Browser action

Wait For Element Block

Wait For Element watches a CSS selector and continues only when the target is visible, hidden, attached, or detached.

At a glance

Best for
Dynamic pages
Required setting
CSS selector
Default state
Visible
Error handle
Yes

What it does

Wait For Element gives a page time to reach the state your next Block needs. It is useful after navigation, clicking, typing, or any action that causes content to load.

The Block can wait for an element to appear, disappear, become visible, or become hidden.

Use it when

  • Wait for search results after submitting a search.
  • Wait for a loading indicator to disappear.
  • Wait for a modal or menu before clicking inside it.

Do not use it when

  • You only need a fixed delay; use Wait.
  • The next Block already waits for the same selector.
  • The page state is not tied to a reliable CSS selector.

Settings

Wait For Element requires a selector and supports four target states. The default timeout is 30000ms.

CSS selector

Required: Yes
Variables
Yes
Description
Selector to watch on the current page.

Wait until

Required: No
Variables
No
Description
Choose visible, hidden, attached, or detached. The default is visible.

Timeout

Required: No
Variables
No
Description
Maximum time to wait before the Block fails. The default is 30000ms.

Outputs

Wait For Element does not create a reusable variable. The run output records the selector and wait state.

selectorstring

The selector the Block waited for.

statestring

The expected state used for the wait.

timeoutnumber

The timeout used by the runtime.

Example Flow

Use Wait For Element between the action that changes a page and the Block that needs the new page state.

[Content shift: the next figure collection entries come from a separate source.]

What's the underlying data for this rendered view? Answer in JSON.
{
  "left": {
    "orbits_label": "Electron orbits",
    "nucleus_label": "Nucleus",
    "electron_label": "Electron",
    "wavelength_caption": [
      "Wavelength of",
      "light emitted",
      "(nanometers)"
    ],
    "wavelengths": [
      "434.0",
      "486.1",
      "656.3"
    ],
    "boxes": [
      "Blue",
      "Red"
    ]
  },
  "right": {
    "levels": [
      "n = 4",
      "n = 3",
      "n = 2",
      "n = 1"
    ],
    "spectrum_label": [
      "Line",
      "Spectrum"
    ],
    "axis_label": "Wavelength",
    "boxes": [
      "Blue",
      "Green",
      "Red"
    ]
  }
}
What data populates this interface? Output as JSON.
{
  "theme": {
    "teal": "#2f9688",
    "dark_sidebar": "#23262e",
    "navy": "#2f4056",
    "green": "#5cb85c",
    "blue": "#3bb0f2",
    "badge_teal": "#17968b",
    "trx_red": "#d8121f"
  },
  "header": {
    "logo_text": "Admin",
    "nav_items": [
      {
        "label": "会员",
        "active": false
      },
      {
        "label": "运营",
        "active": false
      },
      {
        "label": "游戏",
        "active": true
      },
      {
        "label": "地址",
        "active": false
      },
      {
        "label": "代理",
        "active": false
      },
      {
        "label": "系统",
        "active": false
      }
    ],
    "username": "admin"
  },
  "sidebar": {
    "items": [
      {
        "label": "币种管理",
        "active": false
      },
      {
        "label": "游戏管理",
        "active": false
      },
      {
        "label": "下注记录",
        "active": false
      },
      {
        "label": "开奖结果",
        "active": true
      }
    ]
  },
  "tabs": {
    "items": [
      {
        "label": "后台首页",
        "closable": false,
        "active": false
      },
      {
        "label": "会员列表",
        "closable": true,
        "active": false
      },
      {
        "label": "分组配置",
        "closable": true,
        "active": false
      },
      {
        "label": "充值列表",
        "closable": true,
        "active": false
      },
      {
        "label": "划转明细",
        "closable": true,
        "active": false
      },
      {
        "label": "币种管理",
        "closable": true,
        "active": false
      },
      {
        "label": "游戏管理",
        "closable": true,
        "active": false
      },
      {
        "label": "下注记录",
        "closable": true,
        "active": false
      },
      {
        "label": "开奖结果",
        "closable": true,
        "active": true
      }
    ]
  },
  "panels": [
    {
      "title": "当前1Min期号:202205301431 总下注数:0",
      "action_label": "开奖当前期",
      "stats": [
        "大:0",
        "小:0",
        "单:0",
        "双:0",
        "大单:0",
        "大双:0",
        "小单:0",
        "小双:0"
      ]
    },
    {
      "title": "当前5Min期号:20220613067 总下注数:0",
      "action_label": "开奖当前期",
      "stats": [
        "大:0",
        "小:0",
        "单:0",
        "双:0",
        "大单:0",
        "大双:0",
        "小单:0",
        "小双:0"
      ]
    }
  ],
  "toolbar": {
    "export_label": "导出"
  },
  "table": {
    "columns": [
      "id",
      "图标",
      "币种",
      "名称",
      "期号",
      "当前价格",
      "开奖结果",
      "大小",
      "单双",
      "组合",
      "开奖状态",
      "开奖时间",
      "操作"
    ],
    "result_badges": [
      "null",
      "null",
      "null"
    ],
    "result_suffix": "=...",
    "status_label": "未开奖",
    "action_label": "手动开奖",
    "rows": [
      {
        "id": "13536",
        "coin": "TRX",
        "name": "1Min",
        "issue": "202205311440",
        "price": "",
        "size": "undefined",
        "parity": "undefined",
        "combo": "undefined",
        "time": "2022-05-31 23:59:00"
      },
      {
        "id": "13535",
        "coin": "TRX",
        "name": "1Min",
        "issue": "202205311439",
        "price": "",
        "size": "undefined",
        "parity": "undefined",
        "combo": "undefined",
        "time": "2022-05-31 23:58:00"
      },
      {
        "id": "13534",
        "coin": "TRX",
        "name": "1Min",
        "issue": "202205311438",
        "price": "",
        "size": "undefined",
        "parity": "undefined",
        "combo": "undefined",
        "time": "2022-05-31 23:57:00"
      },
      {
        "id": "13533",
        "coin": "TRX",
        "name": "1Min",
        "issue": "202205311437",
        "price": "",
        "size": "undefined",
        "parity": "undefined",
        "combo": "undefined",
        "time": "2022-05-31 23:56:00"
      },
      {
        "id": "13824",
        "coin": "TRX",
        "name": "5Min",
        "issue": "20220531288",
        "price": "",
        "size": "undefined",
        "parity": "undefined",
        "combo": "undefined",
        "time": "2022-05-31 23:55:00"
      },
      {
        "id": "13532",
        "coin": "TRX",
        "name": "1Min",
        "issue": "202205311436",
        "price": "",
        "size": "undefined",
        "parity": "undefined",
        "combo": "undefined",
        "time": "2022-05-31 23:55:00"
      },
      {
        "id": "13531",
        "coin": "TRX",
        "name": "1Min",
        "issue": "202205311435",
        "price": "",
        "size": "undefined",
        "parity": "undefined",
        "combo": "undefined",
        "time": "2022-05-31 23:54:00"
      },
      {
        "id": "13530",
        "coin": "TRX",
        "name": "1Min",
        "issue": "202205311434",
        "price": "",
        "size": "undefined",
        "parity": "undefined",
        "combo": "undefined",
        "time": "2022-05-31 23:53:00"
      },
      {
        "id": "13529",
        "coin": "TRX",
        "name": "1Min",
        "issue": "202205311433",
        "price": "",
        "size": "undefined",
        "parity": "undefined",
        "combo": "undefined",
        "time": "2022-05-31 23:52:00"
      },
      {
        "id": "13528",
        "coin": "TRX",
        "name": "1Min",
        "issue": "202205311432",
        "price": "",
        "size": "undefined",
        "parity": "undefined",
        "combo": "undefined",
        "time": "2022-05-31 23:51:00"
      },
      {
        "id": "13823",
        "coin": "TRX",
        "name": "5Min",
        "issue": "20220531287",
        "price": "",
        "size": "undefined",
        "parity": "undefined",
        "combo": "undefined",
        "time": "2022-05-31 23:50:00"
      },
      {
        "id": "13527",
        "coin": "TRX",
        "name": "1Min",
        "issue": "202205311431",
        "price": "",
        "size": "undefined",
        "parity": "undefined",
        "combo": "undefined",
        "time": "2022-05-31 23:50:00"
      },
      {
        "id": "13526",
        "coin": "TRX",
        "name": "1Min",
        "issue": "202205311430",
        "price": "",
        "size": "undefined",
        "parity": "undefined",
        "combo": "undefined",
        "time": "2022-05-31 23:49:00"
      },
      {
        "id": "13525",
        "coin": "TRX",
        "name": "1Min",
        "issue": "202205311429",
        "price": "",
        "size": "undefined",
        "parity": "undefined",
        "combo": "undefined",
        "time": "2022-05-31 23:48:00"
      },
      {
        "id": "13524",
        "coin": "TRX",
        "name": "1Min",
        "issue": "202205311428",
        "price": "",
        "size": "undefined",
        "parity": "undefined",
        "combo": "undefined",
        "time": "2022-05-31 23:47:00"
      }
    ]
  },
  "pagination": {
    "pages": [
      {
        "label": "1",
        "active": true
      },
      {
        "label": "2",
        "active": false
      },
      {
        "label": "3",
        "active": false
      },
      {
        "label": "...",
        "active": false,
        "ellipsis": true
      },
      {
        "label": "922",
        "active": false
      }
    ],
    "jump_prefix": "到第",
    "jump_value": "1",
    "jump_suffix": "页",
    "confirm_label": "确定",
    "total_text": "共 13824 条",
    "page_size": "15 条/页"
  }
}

  1. Open or interact with a page.
  2. Wait for the selector that proves the page is ready.
  3. Run extraction or clicking after the wait succeeds.

Errors and fixes

Start with symptoms visible in the editor or Inspector, then check the earliest Block that produced the wrong page state, variable, or output.

The Block times out.

Check
Confirm the selector exists and the chosen state can happen on the current page.
Fix
Use a more reliable selector or change the target state.

The next Block still runs too early.

Check
Check whether the selector appears before the content is actually ready.
Fix
Wait for a later or more specific element.

Local and cloud runs

Local and cloud runtimes both support visible, hidden, attached, and detached states.